In some cases though, you can say there’s no shame in taking on the old guard of rock music, and that’s when the lawyers come calling to collect their copyrights. Rock music has been like the Wild West most of the time, but you just have to make sure you don’t find yourself hitting someone else’s note.

Every great pianist has a long history of passing through the sounds of classical music. Even if you want to sound like Jon Lord or Elton John, the only way to do that is to go through the various sonatas and fugues they learned back then. Of them all, Billy Joel was the real classic nerd, and he ended up turning one of his inspirations into a hit song in the process.

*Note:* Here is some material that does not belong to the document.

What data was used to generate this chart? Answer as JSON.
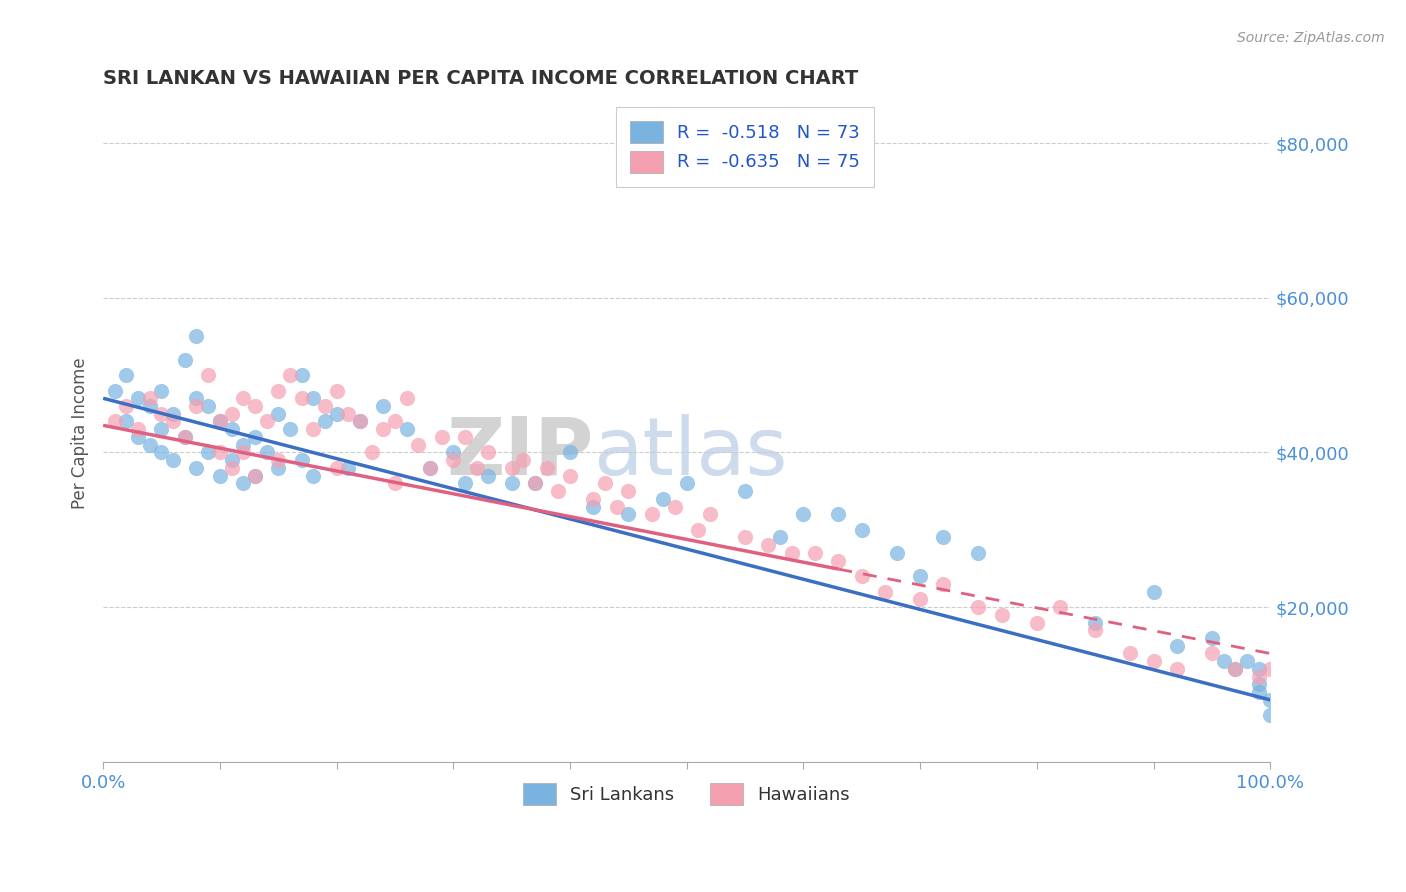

During the album An Innocent Man, Billy sought to make each song a tribute to one of his musical heroes, such as The Longest Time being a tribute to doo wop music and Uptown Girl being a loving tribute to the sounds of Franki Valli and The Four. Seasons. Tonight is a bit of a different beast here, as the entire song is basically stolen from the works of Beethoven. If you go back and listen to Beethoven’s Pathetique Sonata, it’s pretty much the same thing happening in This Night, until Joel uses the exact same melody.

It’s not like Joel was just copying and pasting the LVB song or whatever, flipping the beat around and pulling bits out to make it work with the beat he had. It’s blatant once you hear it, but it works incredibly well when you put it in the pop world. You see, kids, sometimes it helps to be careful in music class once in a while.